SingleBenchmarkRunner runs one technique against one metric. It is the standard runner for targeted evaluations where you want a single score for a single technique–metric pair.

Execution flow:

Validate the technique–metric pair against the compatibility registry.
Initialize the metric and load its dataset.
Initialize the technique.
Iterate the dataset batch by batch — generate images with the technique, feed them to the metric's update().
Finalize the metric with compute() to produce a MetricResult.
Save images, metadata, and the report to output_dir.

Config format

The single runner is selected automatically when your config contains a metric key (singular). Use metrics (plural list) to select the multi runner instead.

YAMLJSON

technique:
  name: esd
  config:
    erase_concept: nudity
    train_method: noxattn
    save_path: checkpoints/esd_nudity.pt

metric:
  name: asr
  config:
    device: cuda
    limit: 500

output_dir: results/esd_asr

{
  "technique": {
    "name": "esd",
    "config": {
      "erase_concept": "nudity",
      "train_method": "noxattn",
      "save_path": "checkpoints/esd_nudity.pt"
    }
  },
  "metric": {
    "name": "asr_i2p",
    "config": {
      "device": "cuda",
      "limit": 500
    }
  },
  "output_dir": "results/esd_asr"
}

Python API

from eval_learn.runners import SingleBenchmarkRunner

runner = SingleBenchmarkRunner(
    technique_name="esd",
    metric_name="asr",
    technique_config={
        "erase_concept": "nudity",
        "train_method": "noxattn",
        "save_path": "checkpoints/esd_nudity.pt",
    },
    metric_config={
        "device": "cuda",
        "limit": 500,
    },
    output_dir="results/esd_asr",
)
report = runner.run()

run() returns the report dict and also writes it to output_dir.

Output structure

results/esd_asr/
└── <run_id>/
    ├── report.json        # full run report with metric result
    ├── images/            # generated images
    └── metadata.json      # accumulated dataset metadata

The run_id is an 8-character SHA-256 hash of the technique name, technique config, metric name, metric config, dataset name, and timestamp. It uniquely identifies the run so results from repeated experiments don't collide.

Report schema

{
  "run_id": "a1b2c3d4",
  "timestamp": 1712345678.0,
  "technique_name": "esd",
  "metric_name": "asr",
  "dataset_name": "i2p",
  "dataset_metadata": {
    "source": "i2p",
    "total_loaded": 500
  },
  "technique_config": { "..." },
  "metric_config": { "..." },
  "metric_result": {
    "name": "asr_i2p",
    "value": 0.12,
    "details": { "..." }
  }
}

Notes

Compatibility

Not all technique–metric pairs are valid.
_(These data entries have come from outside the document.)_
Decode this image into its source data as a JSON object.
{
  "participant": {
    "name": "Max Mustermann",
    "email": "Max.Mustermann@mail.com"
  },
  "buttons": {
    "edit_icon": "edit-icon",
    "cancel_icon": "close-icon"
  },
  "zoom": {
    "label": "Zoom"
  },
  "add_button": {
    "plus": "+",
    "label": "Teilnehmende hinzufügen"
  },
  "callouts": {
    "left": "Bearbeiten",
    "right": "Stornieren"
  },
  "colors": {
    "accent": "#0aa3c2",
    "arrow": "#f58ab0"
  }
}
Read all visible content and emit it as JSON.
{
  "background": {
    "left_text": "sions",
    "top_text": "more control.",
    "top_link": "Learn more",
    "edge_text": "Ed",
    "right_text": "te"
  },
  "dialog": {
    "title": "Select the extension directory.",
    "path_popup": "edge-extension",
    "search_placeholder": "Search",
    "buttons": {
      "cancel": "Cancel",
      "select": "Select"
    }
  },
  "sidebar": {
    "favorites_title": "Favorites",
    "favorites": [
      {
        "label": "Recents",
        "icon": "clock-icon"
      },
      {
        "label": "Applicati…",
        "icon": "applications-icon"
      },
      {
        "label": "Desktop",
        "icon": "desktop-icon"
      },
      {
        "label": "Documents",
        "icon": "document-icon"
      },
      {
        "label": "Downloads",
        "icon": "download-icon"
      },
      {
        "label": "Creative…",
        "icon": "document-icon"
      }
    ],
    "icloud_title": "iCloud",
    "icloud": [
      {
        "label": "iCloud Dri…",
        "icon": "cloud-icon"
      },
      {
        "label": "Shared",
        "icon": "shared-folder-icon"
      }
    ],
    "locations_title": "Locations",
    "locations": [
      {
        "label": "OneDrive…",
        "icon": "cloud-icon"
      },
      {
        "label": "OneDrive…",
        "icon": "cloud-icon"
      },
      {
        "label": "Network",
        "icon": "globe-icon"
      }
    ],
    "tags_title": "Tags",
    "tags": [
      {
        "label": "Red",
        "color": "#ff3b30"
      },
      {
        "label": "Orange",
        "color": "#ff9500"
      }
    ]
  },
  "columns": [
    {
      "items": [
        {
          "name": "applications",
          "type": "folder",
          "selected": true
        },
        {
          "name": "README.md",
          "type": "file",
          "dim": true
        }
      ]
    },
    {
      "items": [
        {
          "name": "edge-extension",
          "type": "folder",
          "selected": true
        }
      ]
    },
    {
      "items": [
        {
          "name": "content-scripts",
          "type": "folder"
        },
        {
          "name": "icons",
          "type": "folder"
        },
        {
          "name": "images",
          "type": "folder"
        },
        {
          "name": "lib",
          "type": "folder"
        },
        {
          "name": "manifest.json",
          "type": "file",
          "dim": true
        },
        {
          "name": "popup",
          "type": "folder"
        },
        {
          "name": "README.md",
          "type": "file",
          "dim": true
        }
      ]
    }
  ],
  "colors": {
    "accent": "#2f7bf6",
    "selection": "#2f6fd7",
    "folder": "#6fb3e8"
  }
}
The runner raises ValueError at construction time if the pair is incompatible. See Compatibility before running.

Dataset is owned by the metric

The metric determines which dataset to load via its load_dataset() method. You do not specify a dataset directly in the runner config — configure it through the metric's config instead (e.g. limit, prompts_path).